Mokonyane and Independent Electoral Commission chairperson Brigalia Bam joined dozens of religious leaders, clad in colourful mitres and other religious regalia, to pray for a peaceful election next week.

“Today, we gather to pray because we understand and respect the power of God,” said Mokonyane.

“We know that when our people were faced with adversity, it was the power of prayer and faith that provided fortitude and determination to strive for change.”

She called on God to be with South Africans at all times.

“As a God-fearing nation, we need to earnestly pray and ask for God’s will to prevail in these elections. Above all, we should pray for a peaceful, fair and free election.”

She said voting was a culture that sought to entrench democracy and avoid a rule of tyranny – as was the case during the apartheid regime.

“We have been there before and we shall not slide back to that era of oppression again. We now have a weapon in our hands: the right to vote.”

Earlier, a procession led by the Salvation Army band made its way from Johannesburg Stadium to the Standard Bank Arena. It was joined by Mokonyane and Bam who sang of the national anthem and later lit two big candles.

Interfaith songs were played over a loudspeaker as guests were escorted to their seats in the arena.

When the procession arrived, people danced and sang songs of praise and worship.

Leaders from seven different religions were given a minute each to say a prayer.

“We assemble here today inspired, guided and united by our faith to pray for a peaceful and democratic elections,” said Reverend Vukile Mehana.

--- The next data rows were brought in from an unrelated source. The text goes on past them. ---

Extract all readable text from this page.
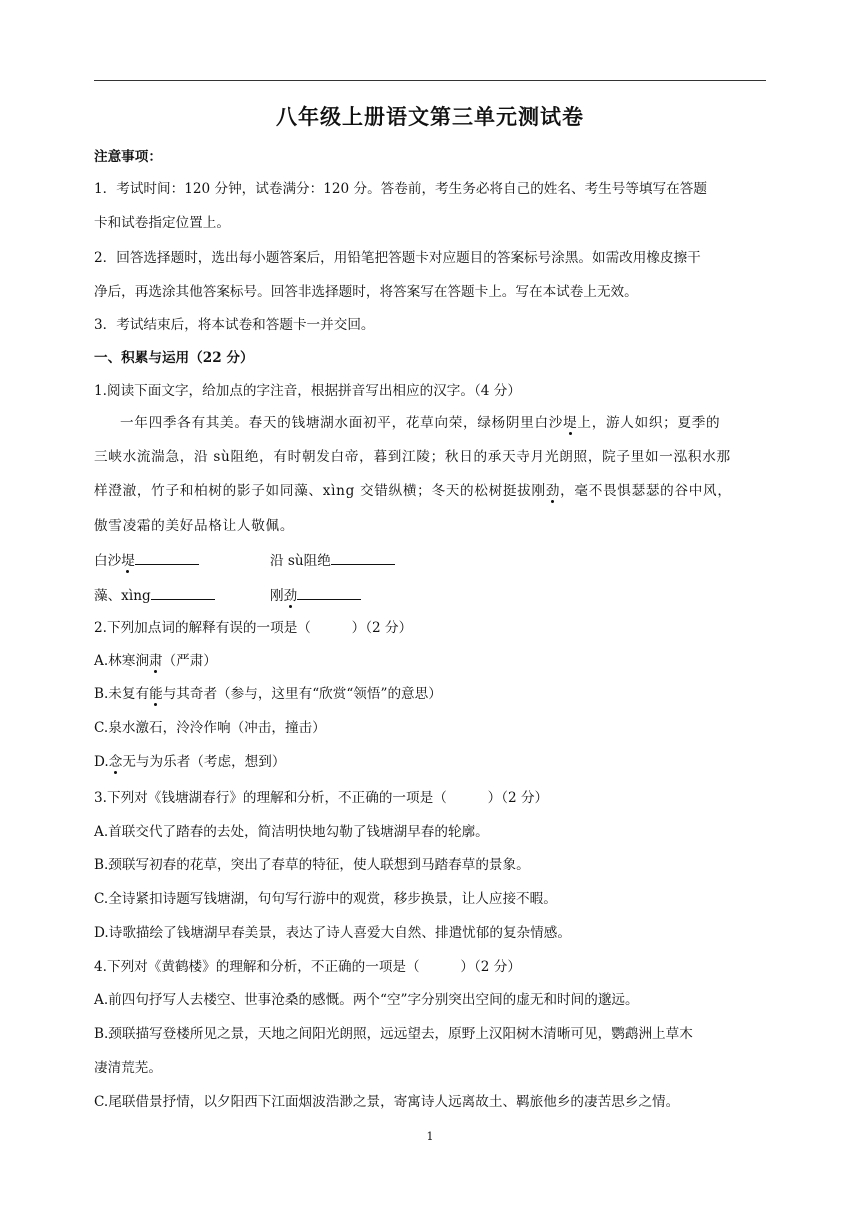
八年级上册语文第三单元测试卷
注意事项：
1．考试时间：120 分钟，试卷满分：120 分。答卷前，考生务必将自己的姓名、考生号等填写在答题
卡和试卷指定位置上。
2．回答选择题时，选出每小题答案后，用铅笔把答题卡对应题目的答案标号涂黑。如需改用橡皮擦干
净后，再选涂其他答案标号。回答非选择题时，将答案写在答题卡上。写在本试卷上无效。
3．考试结束后，将本试卷和答题卡一并交回。
一、积累与运用（22 分）
1.阅读下面文字，给加点的字注音，根据拼音写出相应的汉字。（4 分）
一年四季各有其美。春天的钱塘湖水面初平，花草向荣，绿杨阴里白沙堤上，游人如织；夏季的
三峡水流湍急，沿 sù阻绝，有时朝发白帝，暮到江陵；秋日的承天寺月光朗照，院子里如一泓积水那
样澄澈，竹子和柏树的影子如同藻、xìng 交错纵横；冬天的松树挺拔刚劲，毫不畏惧瑟瑟的谷中风，
傲雪凌霜的美好品格让人敬佩。
白沙堤	沿 sù阻绝
藻、xìng	刚劲
2.下列加点词的解释有误的一项是（　　　）（2 分）
A.林寒涧肃（严肃）
B.未复有能与其奇者（参与，这里有“欣赏“领悟”的意思）
C.泉水激石，泠泠作响（冲击，撞击）
D.念无与为乐者（考虑，想到）
3.下列对《钱塘湖春行》的理解和分析，不正确的一项是（　　　）（2 分）
A.首联交代了踏春的去处，简洁明快地勾勒了钱塘湖早春的轮廓。
B.颈联写初春的花草，突出了春草的特征，使人联想到马踏春草的景象。
C.全诗紧扣诗题写钱塘湖，句句写行游中的观赏，移步换景，让人应接不暇。
D.诗歌描绘了钱塘湖早春美景，表达了诗人喜爱大自然、排遣忧郁的复杂情感。
4.下列对《黄鹤楼》的理解和分析，不正确的一项是（　　　）（2 分）
A.前四句抒写人去楼空、世事沧桑的感慨。两个“空”字分别突出空间的虚无和时间的邈远。
B.颈联描写登楼所见之景，天地之间阳光朗照，远远望去，原野上汉阳树木清晰可见，鹦鹉洲上草木
凄清荒芜。
C.尾联借景抒情，以夕阳西下江面烟波浩渺之景，寄寓诗人远离故土、羁旅他乡的凄苦思乡之情。
1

“Today we all stand before God as one.”

Reverend Gift Moerane asked that political leaders be guided and strengthened ahead of the elections.

“We pray for peace and unity. We want to remind government and political leaders that the actual living conditions of people do not fall outside the light of the gospel.”

He urged leaders to respect the vote of the people.

“One of the responsibilities of a good and credible government is to serve God’s people and ensure peace, stability and good governance.”

Police and security guards kept an eye on proceedings.